The Central Bank (BCRA) opened the week with the largest repurchase of reserves in the last 50 days: it raised some US$140 million (40% of the total, slightly higher than the US$350 million traded today in cash on the official market).
It is an income that allows you to re-exhibit a positive balance of interventions of about US$35 million so far this year, although the “red” for interventions on the market still reaches US$560 million so far this month.
Thus, not onlyChained the eighth consecutive round with balances in favor for his intervention (a period in which he recovered a little more than US$280 million in this way for his meager net reserves), but also raised to 33% the percentage of recovery of what he had sacrificed in the first rounds of the month.
He achieved everything, paradoxically, after a day in which the rate of adjustment of the wholesale exchange rate slowed down again, which he allowed to rise only to $136.64 per unit for sale (he had opened the day offered at $136.85), that is, just $0.47 cents above last Friday’s close, perhaps to reinforce his message to the market : “A jump in the exchange rate is not going to be allowed.”
“Today’s rise in the wholesale exchange rate is the lowest for a start to the week since June 27”, noted the exchange operator and analyst Gustavo Quintana, from PR Cambios, something that -taking into account the 0.8% rise that currency is recorded at a global level, according to the Dollar-Index when it climbed to $109, 2 on the day- will hit even more the already very affected competitiveness of the peso.
“A good part of the offer was absorbed by the monetary entity, which ended the day buying 40% of what was traded (about US$140 million), continuing its buying streak and being the largest purchase since the end of June, taking advantage of the fact that the traded volume grew 48% compared to Friday”, Sebastián Centurión, from ABC Cambios, pointed out.

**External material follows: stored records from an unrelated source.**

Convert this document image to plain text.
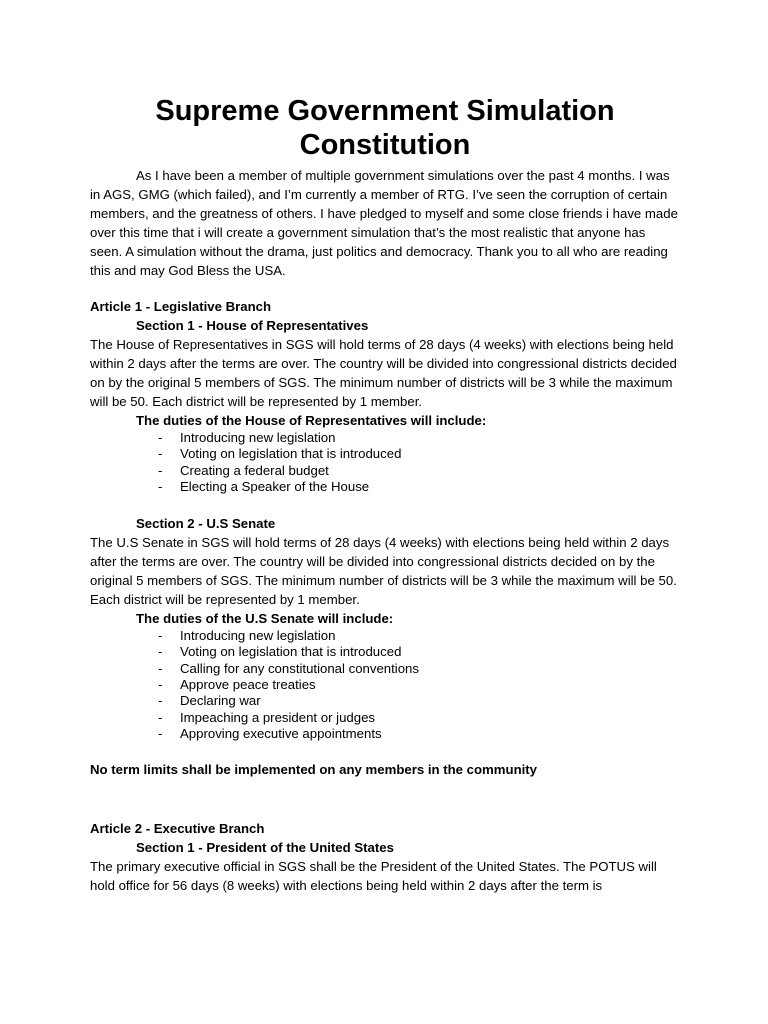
Supreme Government Simulation Constitution

As I have been a member of multiple government simulations over the past 4 months. I was in AGS, GMG (which failed), and I’m currently a member of RTG. I’ve seen the corruption of certain members, and the greatness of others. I have pledged to myself and some close friends i have made over this time that i will create a government simulation that’s the most realistic that anyone has seen. A simulation without the drama, just politics and democracy. Thank you to all who are reading this and may God Bless the USA.

Article 1 - Legislative Branch

Section 1 - House of Representatives

The House of Representatives in SGS will hold terms of 28 days (4 weeks) with elections being held within 2 days after the terms are over. The country will be divided into congressional districts decided on by the original 5 members of SGS. The minimum number of districts will be 3 while the maximum will be 50. Each district will be represented by 1 member.

The duties of the House of Representatives will include:

- Introducing new legislation
- Voting on legislation that is introduced
- Creating a federal budget
- Electing a Speaker of the House

Section 2 - U.S Senate

The U.S Senate in SGS will hold terms of 28 days (4 weeks) with elections being held within 2 days after the terms are over. The country will be divided into congressional districts decided on by the original 5 members of SGS. The minimum number of districts will be 3 while the maximum will be 50. Each district will be represented by 1 member.

The duties of the U.S Senate will include:

- Introducing new legislation
- Voting on legislation that is introduced
- Calling for any constitutional conventions
- Approve peace treaties
- Declaring war
- Impeaching a president or judges
- Approving executive appointments

No term limits shall be implemented on any members in the community

Article 2 - Executive Branch

Section 1 - President of the United States

The primary executive official in SGS shall be the President of the United States. The POTUS will hold office for 56 days (8 weeks) with elections being held within 2 days after the term is
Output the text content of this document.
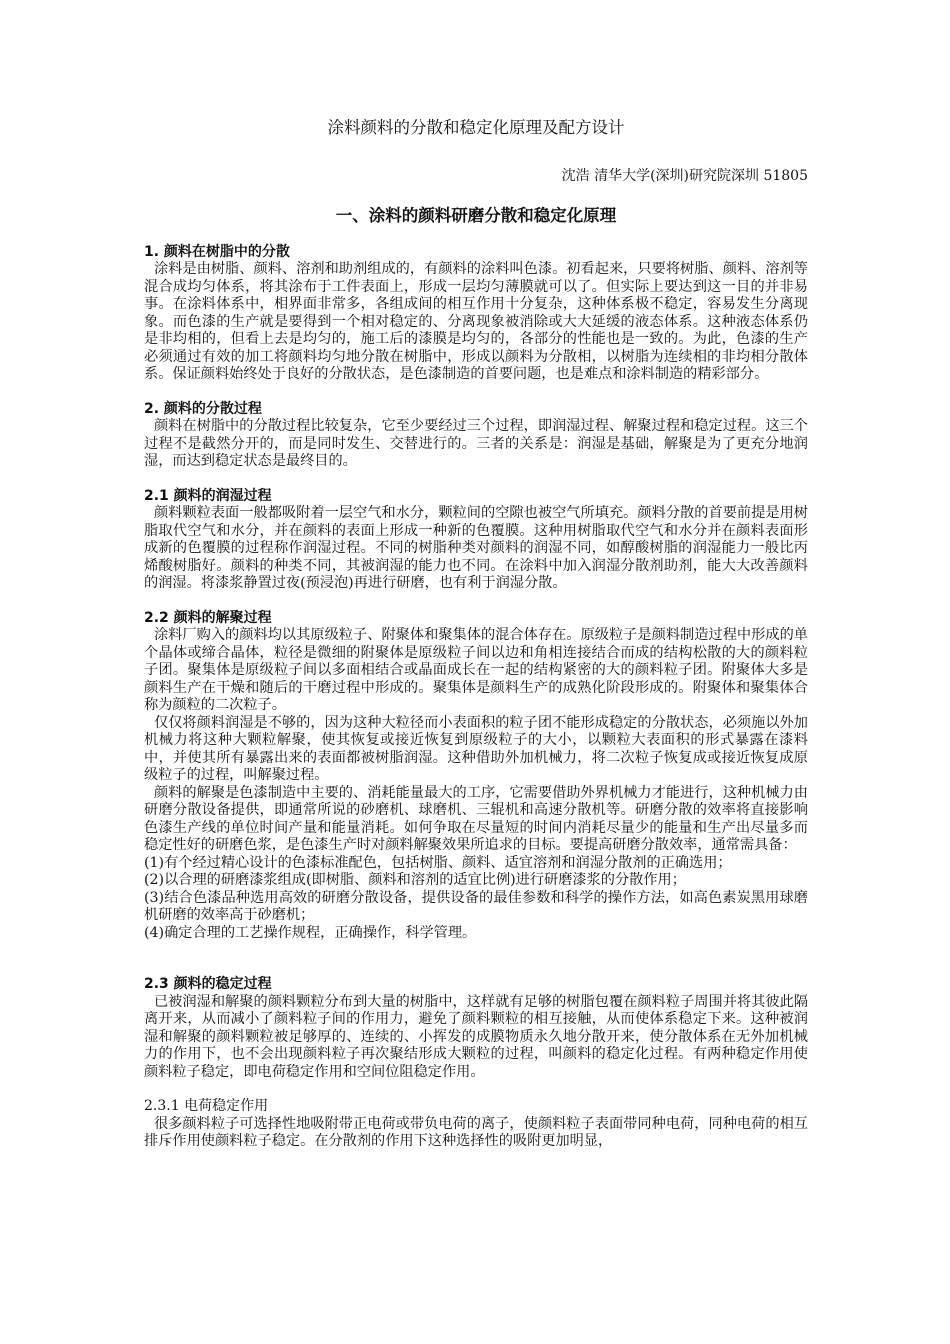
涂料颜料的分散和稳定化原理及配方设计
沈浩 清华大学(深圳)研究院深圳 51805
一、涂料的颜料研磨分散和稳定化原理
1. 颜料在树脂中的分散

涂料是由树脂、颜料、溶剂和助剂组成的，有颜料的涂料叫色漆。初看起来，只要将树脂、颜料、溶剂等混合成均匀体系，将其涂布于工件表面上，形成一层均匀薄膜就可以了。但实际上要达到这一目的并非易事。在涂料体系中，相界面非常多，各组成间的相互作用十分复杂，这种体系极不稳定，容易发生分离现象。而色漆的生产就是要得到一个相对稳定的、分离现象被消除或大大延缓的液态体系。这种液态体系仍是非均相的，但看上去是均匀的，施工后的漆膜是均匀的，各部分的性能也是一致的。为此，色漆的生产必须通过有效的加工将颜料均匀地分散在树脂中，形成以颜料为分散相，以树脂为连续相的非均相分散体系。保证颜料始终处于良好的分散状态，是色漆制造的首要问题，也是难点和涂料制造的精彩部分。

2. 颜料的分散过程

颜料在树脂中的分散过程比较复杂，它至少要经过三个过程，即润湿过程、解聚过程和稳定过程。这三个过程不是截然分开的，而是同时发生、交替进行的。三者的关系是：润湿是基础，解聚是为了更充分地润湿，而达到稳定状态是最终目的。

2.1 颜料的润湿过程

颜料颗粒表面一般都吸附着一层空气和水分，颗粒间的空隙也被空气所填充。颜料分散的首要前提是用树脂取代空气和水分，并在颜料的表面上形成一种新的色覆膜。这种用树脂取代空气和水分并在颜料表面形成新的色覆膜的过程称作润湿过程。不同的树脂种类对颜料的润湿不同，如醇酸树脂的润湿能力一般比丙烯酸树脂好。颜料的种类不同，其被润湿的能力也不同。在涂料中加入润湿分散剂助剂，能大大改善颜料的润湿。将漆浆静置过夜(预浸泡)再进行研磨，也有利于润湿分散。

2.2 颜料的解聚过程

涂料厂购入的颜料均以其原级粒子、附聚体和聚集体的混合体存在。原级粒子是颜料制造过程中形成的单个晶体或缔合晶体，粒径是微细的附聚体是原级粒子间以边和角相连接结合而成的结构松散的大的颜料粒子团。聚集体是原级粒子间以多面相结合或晶面成长在一起的结构紧密的大的颜料粒子团。附聚体大多是颜料生产在干燥和随后的干磨过程中形成的。聚集体是颜料生产的成熟化阶段形成的。附聚体和聚集体合称为颜粒的二次粒子。

仅仅将颜料润湿是不够的，因为这种大粒径而小表面积的粒子团不能形成稳定的分散状态，必须施以外加机械力将这种大颗粒解聚，使其恢复或接近恢复到原级粒子的大小，以颗粒大表面积的形式暴露在漆料中，并使其所有暴露出来的表面都被树脂润湿。这种借助外加机械力，将二次粒子恢复成或接近恢复成原级粒子的过程，叫解聚过程。

颜料的解聚是色漆制造中主要的、消耗能量最大的工序，它需要借助外界机械力才能进行，这种机械力由研磨分散设备提供，即通常所说的砂磨机、球磨机、三辊机和高速分散机等。研磨分散的效率将直接影响色漆生产线的单位时间产量和能量消耗。如何争取在尽量短的时间内消耗尽量少的能量和生产出尽量多而稳定性好的研磨色浆，是色漆生产时对颜料解聚效果所追求的目标。要提高研磨分散效率，通常需具备：

(1)有个经过精心设计的色漆标准配色，包括树脂、颜料、适宜溶剂和润湿分散剂的正确选用；

(2)以合理的研磨漆浆组成(即树脂、颜料和溶剂的适宜比例)进行研磨漆浆的分散作用；

(3)结合色漆品种选用高效的研磨分散设备，提供设备的最佳参数和科学的操作方法，如高色素炭黑用球磨机研磨的效率高于砂磨机；

(4)确定合理的工艺操作规程，正确操作，科学管理。

2.3 颜料的稳定过程

已被润湿和解聚的颜料颗粒分布到大量的树脂中，这样就有足够的树脂包覆在颜料粒子周围并将其彼此隔离开来，从而减小了颜料粒子间的作用力，避免了颜料颗粒的相互接触，从而使体系稳定下来。这种被润湿和解聚的颜料颗粒被足够厚的、连续的、小挥发的成膜物质永久地分散开来，使分散体系在无外加机械力的作用下，也不会出现颜料粒子再次聚结形成大颗粒的过程，叫颜料的稳定化过程。有两种稳定作用使颜料粒子稳定，即电荷稳定作用和空间位阻稳定作用。

2.3.1 电荷稳定作用

很多颜料粒子可选择性地吸附带正电荷或带负电荷的离子，使颜料粒子表面带同种电荷，同种电荷的相互排斥作用使颜料粒子稳定。在分散剂的作用下这种选择性的吸附更加明显，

From the BCRA they admit that the official purchase could have taken place because it was a day in which there was a very low demand to pay for energy imports and in which there was an improvement in the private supply of foreign exchange. “There was a lot of demand from SMEs and a lot of liquidation, but also little demand for energy,” they told THE NATION from the entity.
The situation of reserves is closely followed in the market for obvious reasons: the BCRA was scratching the bottom of the pot 10 days ago, when its holding of net reserves would have pierced the US$1 billion floor last Wednesday the 10th, setting off all the alarms.
not casually Since then, the BCRA has been concerned with closing each wheel with a positive balance of interventions, no matter how small.like the US$1 million that was raised on Friday the 12th of this month. This means that it tries to match the private demand for foreign currency with the level that the supply shows in each wheel.
“The market’s attention continues to focus on the ability to achieve concrete progress with short-term results from the fiscal front and from the accumulation of reserves through measures that are not isolated, but are part of a comprehensive stabilization plan, since that is where the main concerns are concentrated”, agrees the financial analyst Gustavo Ber.
It all happened on a day in which the president of the BCRA, Miguel Pesce, published an opinion column (titled: “The Leliqs now support the savings of Argentine companies and families”) in which he defended the notable and persistent increase that had the debt that this entity contracted in remunerated liabilities (Leliq and passive passes), that is, the instruments with which it removes from circulation the surplus of pesos that it issued without there being the counterpart of a demand.
Precisely this growth is what had been highly criticized in the campaign by today’s president Alberto Fernández, calling it “usury” and promising that he would redirect that spending to “increase pensions.”
Specifically, Pesce rejected the criticism generated by the progressive records of the “Leliq ball”, stating that the sterilized amounts are less than those that existed in 2018 in relation to the size of the economy, in addition to assessing that the counterpart of that debt be the banks and not ordinary investors.